L’Église est-elle suffisamment ouverte aux personnes homosexuelles ? Ne doit-elle pas évoluer ?

Il y a encore de grands efforts à faire pour que l’Église soit aussi accueillante qu’elle le devrait. A vrai dire, elle a besoin d’une véritable conversion : on peut être très blessant quand on ignore tout d’une question aussi sensible que celle de l’homosexualité. Il y a encore de nombreux préjugés à combattre pour qu’un regard neuf et fraternel puisse être posé sur les personnes qui ont une attirance homosexuelle qu’elles n’ont pas choisie. Pour certains chrétiens, on a l’impression qu’elles seraient plutôt un problème à résoudre plus que des frères à aimer… Il faut toujours un effort pour essayer de comprendre ce que l’autre vit et ne pas prétendre que l’on a réponse à toutes les questions.

Combien de chrétiens savent vraiment que Les personnes qui vivent l’attirance homosexuelle éprouvent très souvent des sentiments de honte et de culpabilité. On ne mesure pas assez la souffrance de ceux qui sont concernés ; souffrance personnelle souvent, souffrance familiale parfois, souffrances liées à l’isolement, aux moqueries ou discriminations. Mais il ne s’agit pas pour nous d’entrer dans un combat militant ou bien de convaincre les personnes.

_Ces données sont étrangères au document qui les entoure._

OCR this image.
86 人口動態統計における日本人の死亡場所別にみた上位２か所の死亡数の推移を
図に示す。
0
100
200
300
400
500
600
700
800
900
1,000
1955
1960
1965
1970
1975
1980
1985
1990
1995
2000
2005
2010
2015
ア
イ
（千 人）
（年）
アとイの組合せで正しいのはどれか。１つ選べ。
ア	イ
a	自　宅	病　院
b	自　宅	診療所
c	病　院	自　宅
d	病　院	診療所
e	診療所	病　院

Bien sûr, il y a aussi des blessures liées à l’Église, qui n’est pas aussi accueillante qu’elle le devrait. On ne doit jamais rejeter une personne en raison de ses comportements. Le Christ accueille toujours la personne de manière inconditionnelle. Rappeler les exigences de la Parole de Dieu fait partie de la mission de l’Église et doit se faire avec délicatesse et en respectant les consciences.